福島の酒米「福乃香」を100%使用。穏やかな香りと優しい旨みが広がる純米吟醸酒「ふ」

2026/06/01

今回、編集長のアッキーが注目したのは、一口飲めば“ふぅ”と安らぎが広がるような、マイルドで優しい口当たりが特徴の純米吟醸酒「ふ」です。福島県が開発した、酒造りに最適な酒造好適米「福乃香(ふくのか)」を使用。料理や会話をそっと引き立てる「最高の脇役」として丁寧に醸されています。
その背景には、幾多の困難を創意工夫で乗り越えてきた蔵の誇りと、地域への深い愛情がありました。取材スタッフが、福島県に本社を構える、笹の川酒造株式会社 代表取締役の山口哲蔵氏にお話を伺いました。

笹の川酒造株式会社 代表取締役の山口哲蔵氏

―まずは、御社の歩みについてお聞かせください。

山口 私たちのルーツを辿ると、1710年に猪苗代湖(いなわしろこ)の南にある舟津という港町で酒造免許を取得したのが始まりです。
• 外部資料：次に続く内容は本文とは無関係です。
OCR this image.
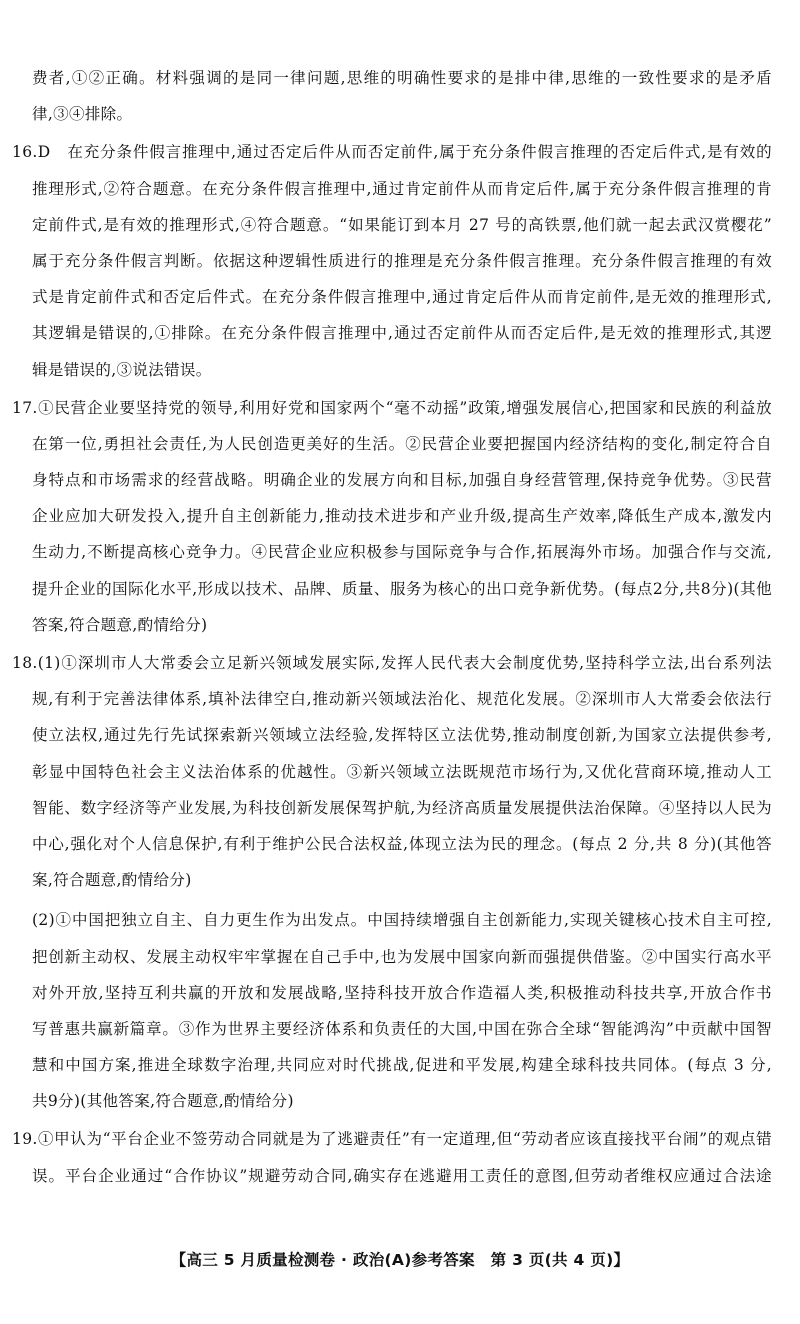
费者,①②正确。材料强调的是同一律问题,思维的明确性要求的是排中律,思维的一致性要求的是矛盾
律,③④排除。
16.D　在充分条件假言推理中,通过否定后件从而否定前件,属于充分条件假言推理的否定后件式,是有效的
推理形式,②符合题意。在充分条件假言推理中,通过肯定前件从而肯定后件,属于充分条件假言推理的肯
定前件式,是有效的推理形式,④符合题意。“如果能订到本月 27 号的高铁票,他们就一起去武汉赏樱花”
属于充分条件假言判断。依据这种逻辑性质进行的推理是充分条件假言推理。充分条件假言推理的有效
式是肯定前件式和否定后件式。在充分条件假言推理中,通过肯定后件从而肯定前件,是无效的推理形式,
其逻辑是错误的,①排除。在充分条件假言推理中,通过否定前件从而否定后件,是无效的推理形式,其逻
辑是错误的,③说法错误。
17.①民营企业要坚持党的领导,利用好党和国家两个“毫不动摇”政策,增强发展信心,把国家和民族的利益放
在第一位,勇担社会责任,为人民创造更美好的生活。②民营企业要把握国内经济结构的变化,制定符合自
身特点和市场需求的经营战略。明确企业的发展方向和目标,加强自身经营管理,保持竞争优势。③民营
企业应加大研发投入,提升自主创新能力,推动技术进步和产业升级,提高生产效率,降低生产成本,激发内
生动力,不断提高核心竞争力。④民营企业应积极参与国际竞争与合作,拓展海外市场。加强合作与交流,
提升企业的国际化水平,形成以技术、品牌、质量、服务为核心的出口竞争新优势。(每点2分,共8分)(其他
答案,符合题意,酌情给分)
18.(1)①深圳市人大常委会立足新兴领域发展实际,发挥人民代表大会制度优势,坚持科学立法,出台系列法
规,有利于完善法律体系,填补法律空白,推动新兴领域法治化、规范化发展。②深圳市人大常委会依法行
使立法权,通过先行先试探索新兴领域立法经验,发挥特区立法优势,推动制度创新,为国家立法提供参考,
彰显中国特色社会主义法治体系的优越性。③新兴领域立法既规范市场行为,又优化营商环境,推动人工
智能、数字经济等产业发展,为科技创新发展保驾护航,为经济高质量发展提供法治保障。④坚持以人民为
中心,强化对个人信息保护,有利于维护公民合法权益,体现立法为民的理念。(每点 2 分,共 8 分)(其他答
案,符合题意,酌情给分)
(2)①中国把独立自主、自力更生作为出发点。中国持续增强自主创新能力,实现关键核心技术自主可控,
把创新主动权、发展主动权牢牢掌握在自己手中,也为发展中国家向新而强提供借鉴。②中国实行高水平
对外开放,坚持互利共赢的开放和发展战略,坚持科技开放合作造福人类,积极推动科技共享,开放合作书
写普惠共赢新篇章。③作为世界主要经济体系和负责任的大国,中国在弥合全球“智能鸿沟”中贡献中国智
慧和中国方案,推进全球数字治理,共同应对时代挑战,促进和平发展,构建全球科技共同体。(每点 3 分,
共9分)(其他答案,符合题意,酌情给分)
19.①甲认为“平台企业不签劳动合同就是为了逃避责任”有一定道理,但“劳动者应该直接找平台闹”的观点错
误。平台企业通过“合作协议”规避劳动合同,确实存在逃避用工责任的意图,但劳动者维权应通过合法途
【高三 5 月质量检测卷 · 政治(A)参考答案　第 3 页(共 4 页)】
その後、1742年に商業の盛んな郡山の地へ移り、1765年に本格的に酒造りを開始しました。300年を超える歴史の中には大きな転機が何度もありましたが、特に印象深いのは先代たちが窮地を乗り越えてきた「創意工夫」の精神です。太平洋戦争中の深刻な米不足の際には、東北で先駆けて合成清酒の製造に転換。原料となるアルコールを製造するための蒸留機を木製の桶を組み合わせて自分たちで造っていたという記録が残っています。また戦後、アメリカの進駐軍の需要を見込んでウイスキー製造を志した際も、当時の主税局長であり、後の総理大臣・池田勇人氏に祖父が直訴に行き、わずか2週間ほどで製造免許をいただいたというエピソードもあります。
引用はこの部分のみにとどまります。